Quando o Sem Dentes se
levantou vinha com um canivete aberto, brilhando no escuro.
- Covarde, não sabe brigar como homem…
O Sem Dentes veio com o
canivete, mas António Balduíno tinha aprendido capoeira com Zé Camarão no Morro
do Capa Negro. Jogou as pernas, o Sem dentes se estatelou no chão, o canivete
voou longe.
António Balduíno concluiu:
- Se bulir com o menino bole comigo… De outra
vez tomo o canivete…
O Sem dentes dormiu
sozinho numa porta. Filipe, o Belo, ficou definitivamente no grupo.

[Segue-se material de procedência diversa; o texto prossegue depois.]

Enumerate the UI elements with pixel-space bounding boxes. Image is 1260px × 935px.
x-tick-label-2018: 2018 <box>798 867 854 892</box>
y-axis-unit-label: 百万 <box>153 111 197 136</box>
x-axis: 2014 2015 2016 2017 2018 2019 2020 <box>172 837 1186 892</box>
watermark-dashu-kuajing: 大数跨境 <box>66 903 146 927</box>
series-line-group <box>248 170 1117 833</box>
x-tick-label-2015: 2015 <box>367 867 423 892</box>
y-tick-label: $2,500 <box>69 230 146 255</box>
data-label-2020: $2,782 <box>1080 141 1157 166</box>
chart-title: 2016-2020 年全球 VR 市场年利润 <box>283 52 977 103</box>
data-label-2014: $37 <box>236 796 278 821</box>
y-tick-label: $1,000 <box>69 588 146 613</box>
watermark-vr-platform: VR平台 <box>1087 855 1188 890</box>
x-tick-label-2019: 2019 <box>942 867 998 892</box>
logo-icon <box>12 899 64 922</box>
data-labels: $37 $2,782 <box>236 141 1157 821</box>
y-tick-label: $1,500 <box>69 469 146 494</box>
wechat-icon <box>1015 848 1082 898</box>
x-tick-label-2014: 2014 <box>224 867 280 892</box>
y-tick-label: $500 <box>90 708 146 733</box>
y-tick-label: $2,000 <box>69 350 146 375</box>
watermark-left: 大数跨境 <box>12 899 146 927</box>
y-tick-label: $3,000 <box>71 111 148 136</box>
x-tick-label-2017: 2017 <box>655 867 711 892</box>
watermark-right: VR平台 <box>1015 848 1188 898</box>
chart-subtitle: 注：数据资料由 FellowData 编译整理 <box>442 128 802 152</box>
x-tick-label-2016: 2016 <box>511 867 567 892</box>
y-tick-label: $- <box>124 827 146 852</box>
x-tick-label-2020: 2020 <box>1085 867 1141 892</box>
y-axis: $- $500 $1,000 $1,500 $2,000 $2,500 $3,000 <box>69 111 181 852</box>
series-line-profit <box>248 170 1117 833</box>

Era especialista em velhas. Mal aparecia
uma no princípio da rua, ele consertava o laço da gravata velha que nunca
abandonava, jogava fora a ponta do cigarro, metia as mãos nos bolsos fundos,
escondia a navalha e se aproximava muito triste. Falava baixinho:
- Bom dia, senhora. Eu sou um menino
abandonado, sem pai, sem mãe. Não tenho ninguém por mim... Tenho fome…Estou com
tanta fome…
Começava a chorar. Possuía
um talento especial para chorar na hora que queria. As lágrimas caíam, soluçava
alto:
- fome… mamãe… a senhora tem filho… tenha
pena… mamãe…
Ficava lindo chorando, o
rostinho redondo e alvo cheio de lágrimas, os lábios tremendo. Não havia mulher
que não dissesse.
- Coitadinho… Tão pequenininho… Já sem mãe…
Davam-lhe largas esmolas.
Três vezes foi convidado a morar em casas ricas de senhoras ricas. Mas amava a
liberdade das ruas e permanecia fiel ao grupo, onde já era elemento
respeitadíssimo, pois dos mais eficientes.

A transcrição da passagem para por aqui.